The true love of my life has 4 wheels & a handbrake
I love my car more than the kids at the moment, and that's the bottom line Jeremy.
There are few things I love more than being in the car, not because I love BeiNg On The OpEn Road, or that I like being out and about - quite the opposite. I love being my own little metal sanctuary, filled with receipts, a half eaten nature valley bar and a pink, diamanté bin filled with chewed gum.
My car is the one place where everything feels aligned - a space where my brain is active, but not overactive. My thoughts have space to roam free, but a focus to bring them right back. It’s like a little holiday for my senses. Let me explain:
It’s one of the only places I feel in control
In my car, I choose everything.
The music. The temperature. The smell. The people in it. The vibe. Are we using this trip to the co-op to relive my childhood, belting out Rock DJ with happy ears in my eyes?
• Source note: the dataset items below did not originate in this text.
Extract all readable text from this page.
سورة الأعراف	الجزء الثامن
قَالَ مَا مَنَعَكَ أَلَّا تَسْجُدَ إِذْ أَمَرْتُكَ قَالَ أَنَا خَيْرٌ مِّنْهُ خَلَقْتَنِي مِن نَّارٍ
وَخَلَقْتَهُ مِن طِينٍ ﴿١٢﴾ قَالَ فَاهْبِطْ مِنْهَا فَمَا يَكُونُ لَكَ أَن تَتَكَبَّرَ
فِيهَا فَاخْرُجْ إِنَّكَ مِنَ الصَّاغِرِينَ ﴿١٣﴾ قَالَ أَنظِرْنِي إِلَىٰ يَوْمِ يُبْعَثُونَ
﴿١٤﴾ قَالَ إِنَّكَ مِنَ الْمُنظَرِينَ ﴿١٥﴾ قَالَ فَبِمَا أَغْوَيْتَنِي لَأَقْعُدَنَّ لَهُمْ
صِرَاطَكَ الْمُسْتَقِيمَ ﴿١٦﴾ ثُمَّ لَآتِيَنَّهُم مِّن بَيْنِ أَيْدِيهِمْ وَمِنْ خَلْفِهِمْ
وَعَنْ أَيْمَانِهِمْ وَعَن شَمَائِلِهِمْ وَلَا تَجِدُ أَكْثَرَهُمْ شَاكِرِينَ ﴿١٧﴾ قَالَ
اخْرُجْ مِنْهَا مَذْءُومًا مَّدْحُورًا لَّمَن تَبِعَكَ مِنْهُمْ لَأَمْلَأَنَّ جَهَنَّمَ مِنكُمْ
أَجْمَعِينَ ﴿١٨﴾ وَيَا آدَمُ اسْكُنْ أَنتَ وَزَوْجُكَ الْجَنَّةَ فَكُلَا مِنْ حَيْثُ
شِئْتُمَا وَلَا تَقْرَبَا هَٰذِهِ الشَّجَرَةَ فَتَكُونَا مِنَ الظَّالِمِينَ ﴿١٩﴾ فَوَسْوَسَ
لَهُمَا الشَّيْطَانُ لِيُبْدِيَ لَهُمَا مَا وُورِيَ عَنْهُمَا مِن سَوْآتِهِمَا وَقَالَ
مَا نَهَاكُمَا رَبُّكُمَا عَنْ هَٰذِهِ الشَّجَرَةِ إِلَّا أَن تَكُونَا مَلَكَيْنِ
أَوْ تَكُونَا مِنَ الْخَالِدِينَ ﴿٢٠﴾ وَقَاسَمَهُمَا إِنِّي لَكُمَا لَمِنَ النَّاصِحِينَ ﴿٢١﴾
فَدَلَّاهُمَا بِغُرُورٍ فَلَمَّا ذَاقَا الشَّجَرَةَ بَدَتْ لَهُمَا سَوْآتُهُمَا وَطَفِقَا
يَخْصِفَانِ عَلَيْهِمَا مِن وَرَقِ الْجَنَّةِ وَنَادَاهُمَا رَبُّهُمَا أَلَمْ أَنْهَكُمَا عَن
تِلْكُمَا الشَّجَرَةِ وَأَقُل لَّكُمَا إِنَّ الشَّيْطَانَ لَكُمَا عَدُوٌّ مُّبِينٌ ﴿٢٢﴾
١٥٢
Are we using it to rehearse an argument I wish I didn’t stutter over last year? Are we using it to sing my way out of a panic attack and the spiralling around getting older? All up to me.
That kind of sensory and social control is gold dust to me, when the rest of the world feels like I’ve been thrust into the limelight of a chaotic improv show that I’m an underprepared, understudy for.
I’m not expected to be anything other than exactly here
It - to me - feels like the closest I’ll ever get to time travel. My car is a magical machine that transports me into a third space. Not home, not work, not the gym, not a friend’s house - a space that wants nothing from me (bar of course, my full attention & some charge lol).
It’s a break from the constant communication, from people-pleasing, from pinging between tabs or opinions or decisions. It is a space where nothing can be done other than the task at hand, and I find it hard to think of anywhere else that is the same.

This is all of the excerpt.